Hi Loretta,
Thanks for your kind words.
If you are interested in doing some zinnia breeding of your own, I would be glad to provide information and counseling on that. Many, perhaps all, of the commercial heirloom zinnia strains have "run out" in many decades of seed production field growing. So one easy way to enter zinnia breeding is to grow some of an heirloom strain, expecting to see a large number of "off-type" culls, and simply save seed from the best few specimens that you get. You might make some crosses between your best specimens. I am currently growing a couple of 4-row beds of California Giants Mix, and I am curious to see whether I get any good on-type specimens out of that.
I have been pursuing this zinnia hobby since 2005, so understandably I have made some progress and had a couple of lucky mutations show up. I have a zinnia strain under development that I refer to as Razzle Dazzle and one variant of that strain is a nearly globe-shaped bloom, something like an Allium (flowering onion). It is an unusual "look" for a zinnia.

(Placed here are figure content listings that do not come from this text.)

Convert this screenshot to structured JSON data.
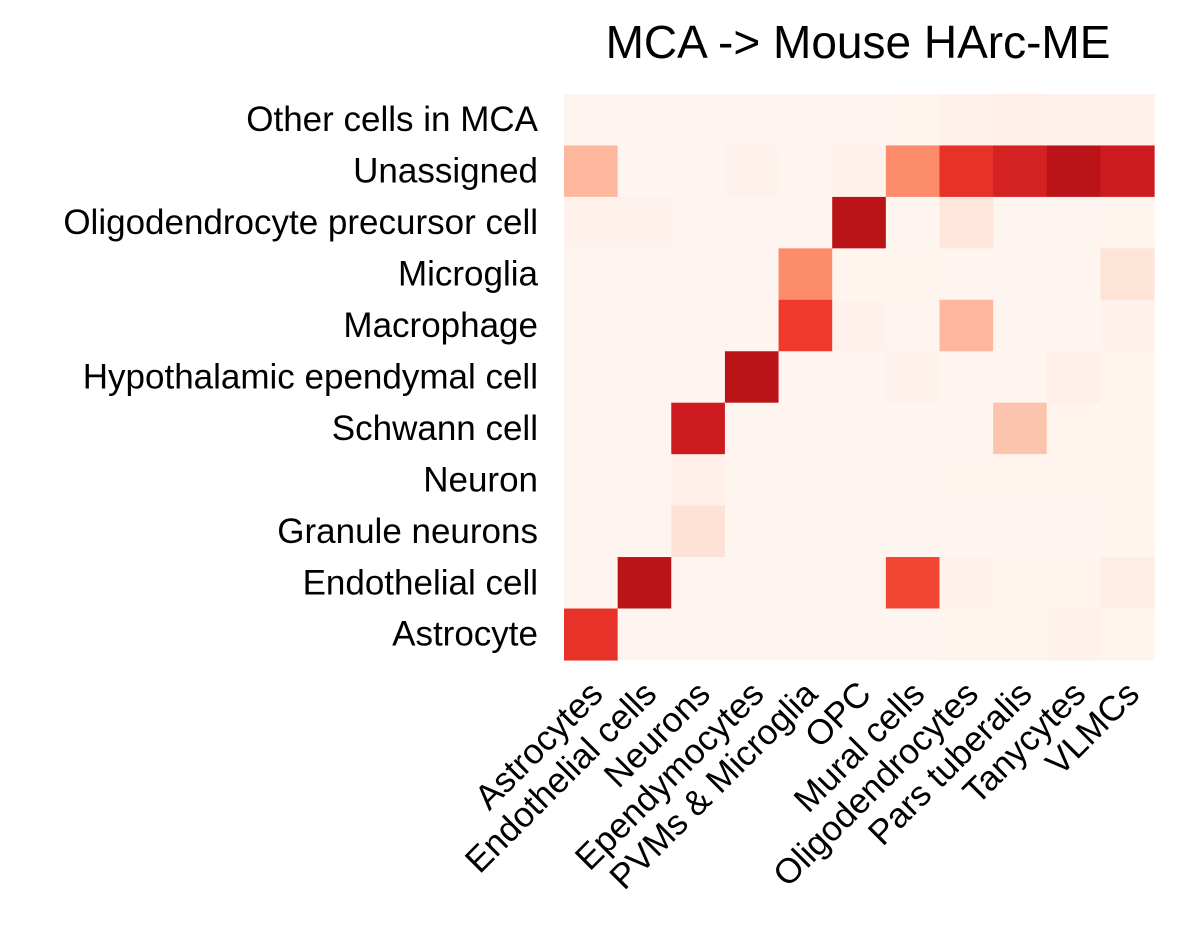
{
  "chart_data": {
    "type": "heatmap",
    "title": "MCA -> Mouse HArc-ME",
    "xlabel": "",
    "ylabel": "",
    "rows": [
      "Other cells in MCA",
      "Unassigned",
      "Oligodendrocyte precursor cell",
      "Microglia",
      "Macrophage",
      "Hypothalamic ependymal cell",
      "Schwann cell",
      "Neuron",
      "Granule neurons",
      "Endothelial cell",
      "Astrocyte"
    ],
    "columns": [
      "Astrocytes",
      "Endothelial cells",
      "Neurons",
      "Ependymocytes",
      "PVMs & Microglia",
      "OPC",
      "Mural cells",
      "Oligodendrocytes",
      "Pars tuberalis",
      "Tanycytes",
      "VLMCs"
    ],
    "values": [
      [
        0.0,
        0.0,
        0.0,
        0.0,
        0.0,
        0.0,
        0.01,
        0.02,
        0.03,
        0.02,
        0.02
      ],
      [
        0.3,
        0.0,
        0.0,
        0.02,
        0.0,
        0.02,
        0.45,
        0.75,
        0.82,
        0.92,
        0.85
      ],
      [
        0.02,
        0.02,
        0.0,
        0.0,
        0.0,
        0.92,
        0.0,
        0.1,
        0.0,
        0.0,
        0.01
      ],
      [
        0.0,
        0.0,
        0.0,
        0.0,
        0.45,
        0.01,
        0.01,
        0.0,
        0.0,
        0.0,
        0.12
      ],
      [
        0.0,
        0.0,
        0.0,
        0.0,
        0.72,
        0.02,
        0.0,
        0.3,
        0.0,
        0.0,
        0.02
      ],
      [
        0.0,
        0.0,
        0.0,
        0.92,
        0.0,
        0.0,
        0.02,
        0.0,
        0.0,
        0.04,
        0.01
      ],
      [
        0.0,
        0.0,
        0.85,
        0.0,
        0.0,
        0.0,
        0.0,
        0.0,
        0.25,
        0.01,
        0.01
      ],
      [
        0.0,
        0.0,
        0.04,
        0.0,
        0.0,
        0.0,
        0.0,
        0.01,
        0.01,
        0.01,
        0.01
      ],
      [
        0.0,
        0.0,
        0.13,
        0.0,
        0.0,
        0.0,
        0.0,
        0.0,
        0.0,
        0.0,
        0.01
      ],
      [
        0.0,
        0.92,
        0.0,
        0.0,
        0.0,
        0.0,
        0.68,
        0.02,
        0.01,
        0.01,
        0.05
      ],
      [
        0.75,
        0.0,
        0.0,
        0.0,
        0.0,
        0.0,
        0.0,
        0.01,
        0.01,
        0.02,
        0.01
      ]
    ],
    "value_range": [
      0,
      1
    ],
    "colormap": [
      "#fff5f0",
      "#fee0d2",
      "#fcbba1",
      "#fc9272",
      "#fb6a4a",
      "#ef3b2c",
      "#cb181d",
      "#a50f15"
    ],
    "colorbar": false,
    "grid": false
  }
}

As with all All-Things-Plants pictures, you can click on it for a larger version, and see it a bit larger still by hitting your F11 key (to remove your Browser's heading material). That gray background is the out-of-focus concrete wall of the basement utility room where I grow my indoor zinnias. That indoor-grown bloom is fairly mature and I suspect that I can save seeds from it now to plant outdoors in my zinnia garden. I will be very curious to see how its seeds turn out. That kind of suspense is one of the advantages of breeding your own zinnias. It makes the daily trip into the zinnia garden interesting, and sometimes an adventure. You never know when an exciting mutation will appear. More later.